Oil continues to fall despite rises in all other assets | Sauce for the goose is not always sauce for the gander

Despite a decent rise in stocks on Friday, which coincided with a recovery in other commodity prices, oil continues to fall. Nothing, it seems, can influence anything other than a reduction in the black gold. Not geopolitical tensions in many parts of the world, not rising economic wellbeing, which should increase energy demand, not the decisions by a number of governments, most notably Germany, to ban nuclear power stations and fall back on fossil fuels and not the onset of winter in the Northern Hemisphere.

The main explanation for this state of affairs lies in the US, and to some extent in Mexico. Both of these countries are on the verge of liberalising their oil drilling policies by for the first time allowing exploration to take place on the near-offshore continental shelf, in arctic regions that were previously off-limits because of wildlife safety concerns and on Federal lands, which comprise of natural parks and other similar facilities. And then, of course there is the popularity of fracking in the US, or the use of high pressure water on a grand scale to allow the extraction of oil and gas from previously inaccessible reservoirs, mainly because of their depth.

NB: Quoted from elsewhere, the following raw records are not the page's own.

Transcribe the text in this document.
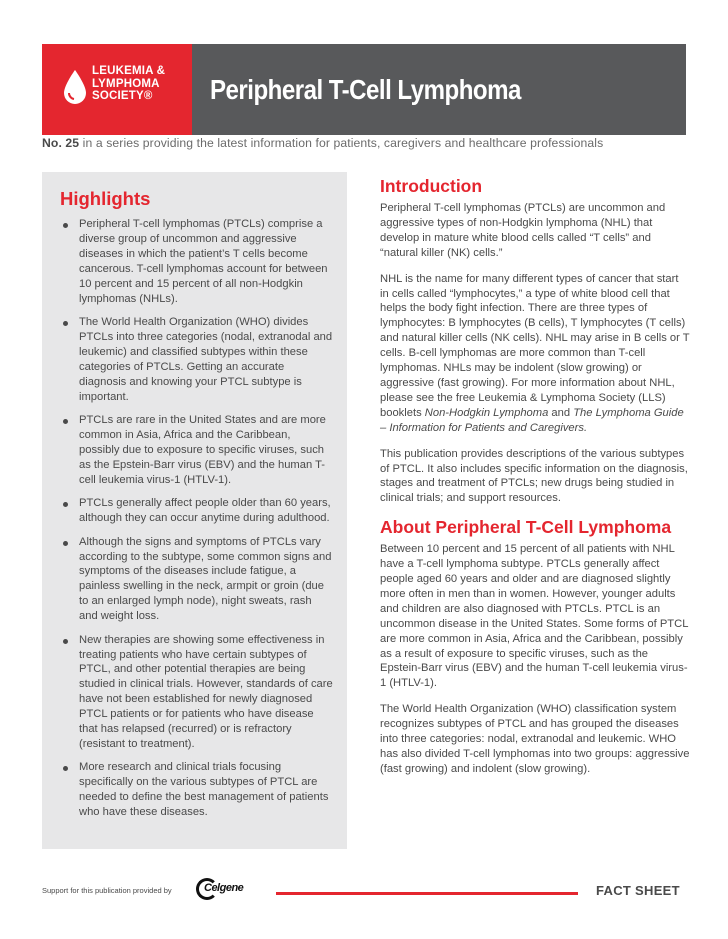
LEUKEMIA &
LYMPHOMA
SOCIETY®	Peripheral T-Cell Lymphoma
No. 25 in a series providing the latest information for patients, caregivers and healthcare professionals
Highlights
Peripheral T-cell lymphomas (PTCLs) comprise a diverse group of uncommon and aggressive diseases in which the patient’s T cells become cancerous. T-cell lymphomas account for between 10 percent and 15 percent of all non-Hodgkin lymphomas (NHLs).
The World Health Organization (WHO) divides PTCLs into three categories (nodal, extranodal and leukemic) and classified subtypes within these categories of PTCLs. Getting an accurate diagnosis and knowing your PTCL subtype is important.
PTCLs are rare in the United States and are more common in Asia, Africa and the Caribbean, possibly due to exposure to specific viruses, such as the Epstein-Barr virus (EBV) and the human T-cell leukemia virus-1 (HTLV-1).
PTCLs generally affect people older than 60 years, although they can occur anytime during adulthood.
Although the signs and symptoms of PTCLs vary according to the subtype, some common signs and symptoms of the diseases include fatigue, a painless swelling in the neck, armpit or groin (due to an enlarged lymph node), night sweats, rash and weight loss.
New therapies are showing some effectiveness in treating patients who have certain subtypes of PTCL, and other potential therapies are being studied in clinical trials. However, standards of care have not been established for newly diagnosed PTCL patients or for patients who have disease that has relapsed (recurred) or is refractory (resistant to treatment).
More research and clinical trials focusing specifically on the various subtypes of PTCL are needed to define the best management of patients who have these diseases.
Introduction

Peripheral T-cell lymphomas (PTCLs) are uncommon and aggressive types of non-Hodgkin lymphoma (NHL) that develop in mature white blood cells called “T cells” and “natural killer (NK) cells.”

NHL is the name for many different types of cancer that start in cells called “lymphocytes,” a type of white blood cell that helps the body fight infection. There are three types of lymphocytes: B lymphocytes (B cells), T lymphocytes (T cells) and natural killer cells (NK cells). NHL may arise in B cells or T cells. B-cell lymphomas are more common than T-cell lymphomas. NHLs may be indolent (slow growing) or aggressive (fast growing). For more information about NHL, please see the free Leukemia & Lymphoma Society (LLS) booklets Non-Hodgkin Lymphoma and The Lymphoma Guide – Information for Patients and Caregivers.

This publication provides descriptions of the various subtypes of PTCL. It also includes specific information on the diagnosis, stages and treatment of PTCLs; new drugs being studied in clinical trials; and support resources.

About Peripheral T-Cell Lymphoma

Between 10 percent and 15 percent of all patients with NHL have a T-cell lymphoma subtype. PTCLs generally affect people aged 60 years and older and are diagnosed slightly more often in men than in women. However, younger adults and children are also diagnosed with PTCLs. PTCL is an uncommon disease in the United States. Some forms of PTCL are more common in Asia, Africa and the Caribbean, possibly as a result of exposure to specific viruses, such as the Epstein-Barr virus (EBV) and the human T-cell leukemia virus-1 (HTLV-1).

The World Health Organization (WHO) classification system recognizes subtypes of PTCL and has grouped the diseases into three categories: nodal, extranodal and leukemic. WHO has also divided T-cell lymphomas into two groups: aggressive (fast growing) and indolent (slow growing).

Support for this publication provided by	Celgene	FACT SHEET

Now the USA is projected to pass Saudi Arabia in terms of oil production, and this mainly on the strength of fracking. Thus, the ending of exploration moratoria will only add to the supply side, further weakening oil prices for some time to come.


Sauce for the goose is not always sauce for the gander

What is happening to oil prices is good for the US economy because it is so diverse. Even the fact of low fuel prices, particularly for transport, and the prospect of more reductions to come provide a very real and important psychological boost to American consumers. It is probably no accident that Consumer Confidence stateside hit its highest level in more than seven years last Friday.

In the case of countries like Canada, however, things are just a little different. Certainly, Canadians will benefit from the same low energy costs as those living south of the border. But the Canadian dollar is one of the so-called commodity currencies, so lower oil prices can be expected to involve a reduction in its value, all other things being equal, and most especially interest rates.

And as the chart above shows, the long term tendency is for the value of the Canadian to indeed fall relative to the greenback (A rise in USDCAD indicates a weakening of the Canadian dollar).